The Case of the Nimble Obispo

By Diogenes ( articles ) | Sep 09, 2005

Argentinian Bishop Juan Carlos Maccarone resigned in mid-August after a video emerged showing his Excellency celebrating diversity with a companion described by the L.A. Times as a "23-year-old part-time cabbie, cellular phone salesman and money changer." Maccarone's excuse? He was framed.

No one, including Maccarone, has questioned the authenticity of the 15-minute clip, which his partner apparently shot surreptitiously at the bishop's residence.

Apparently they filmed the bishop on a bad hair day, and right-thinking Argentinians are outraged.

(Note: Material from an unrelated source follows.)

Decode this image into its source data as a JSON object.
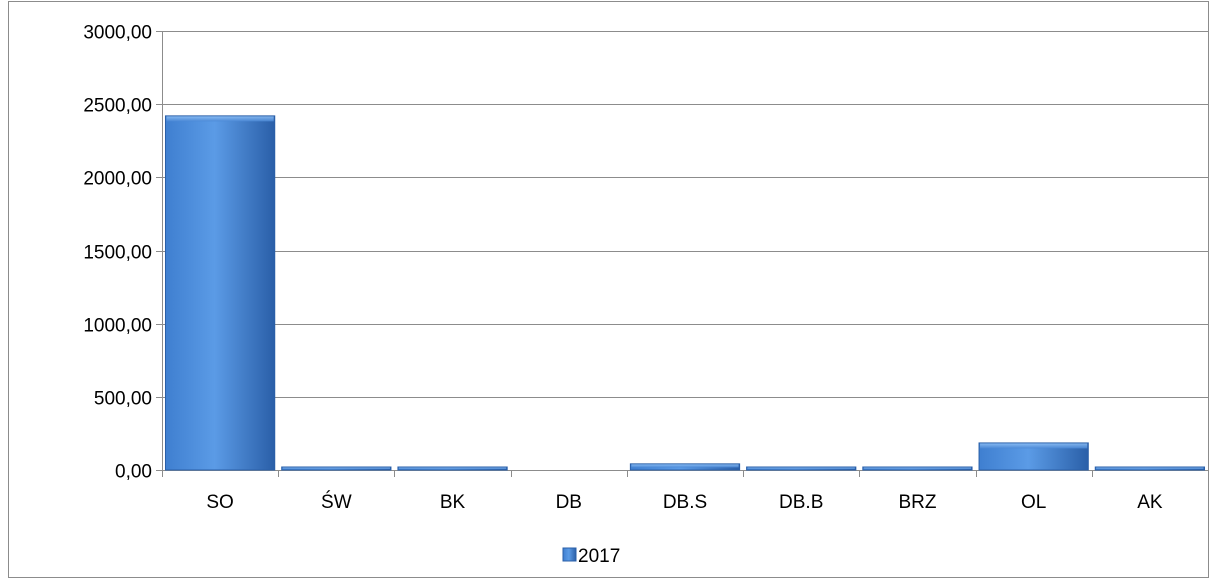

"We reject and repudiate this mafia-like assault on Maccarone," said Nora Loto, a human rights activist in Santiago del Estero, where supporters have staged marches in solidarity with the departed bishop. "The people behind this are the same ones who have committed so many crimes in this province, but unfortunately continue to act with impunity."

Well, not so fast. Every decent citizen, however humbly employed, is expected to keep himself out of the clutches of bookies, loansharks, hookers, and so forth. But if someone takes on the role of Eliot Ness so as to combat corruption -- an eminently honorable task -- he needs extraordinary honesty and uprightness, and can hardly call foul when, after he falls short of the ordinary decencies, his adversaries seize the advantage. If the claim below is accurately reported, Maccarone forfeits any lingering sympathy:

The bishop has declared in a letter to his peers that he was undermined by a "project of extortion" that took advantage of his "goodwill."

His goodwill. Right.

"There is no way this occurred casually," said Loto, the activist in Santiago del Estero. "If it happened to a person so loved, respected and as prestigious as the bishop, then it could happen to any of us …. We are all on alert."

"It could happen to any of us"? I hope, madam, that your portrayal of Argentinian social justice advocacy is an exaggeration. If it isn't, be sure to wear clean underclothing on your own goodwill missions.

There's one as-yet unexplained circumstance that may work to Maccarone's credit, and I hope it does. How did the video come to light? If Maccarone was simply blindsided by it during the evening news, so much the worse for him. If, on the other hand, he was blackmailed -- that is, if the bad guys threatened to make the video public unless he sold out the Church -- and Maccarone told them to broadcast and be damned, in that case the bishop deserves admiration: not for his slip into lynchism, obviously, but for his refusal to succumb to extortion. What we've been told of his letter of self-exculpation isn't encouraging, true, but the jury's still out.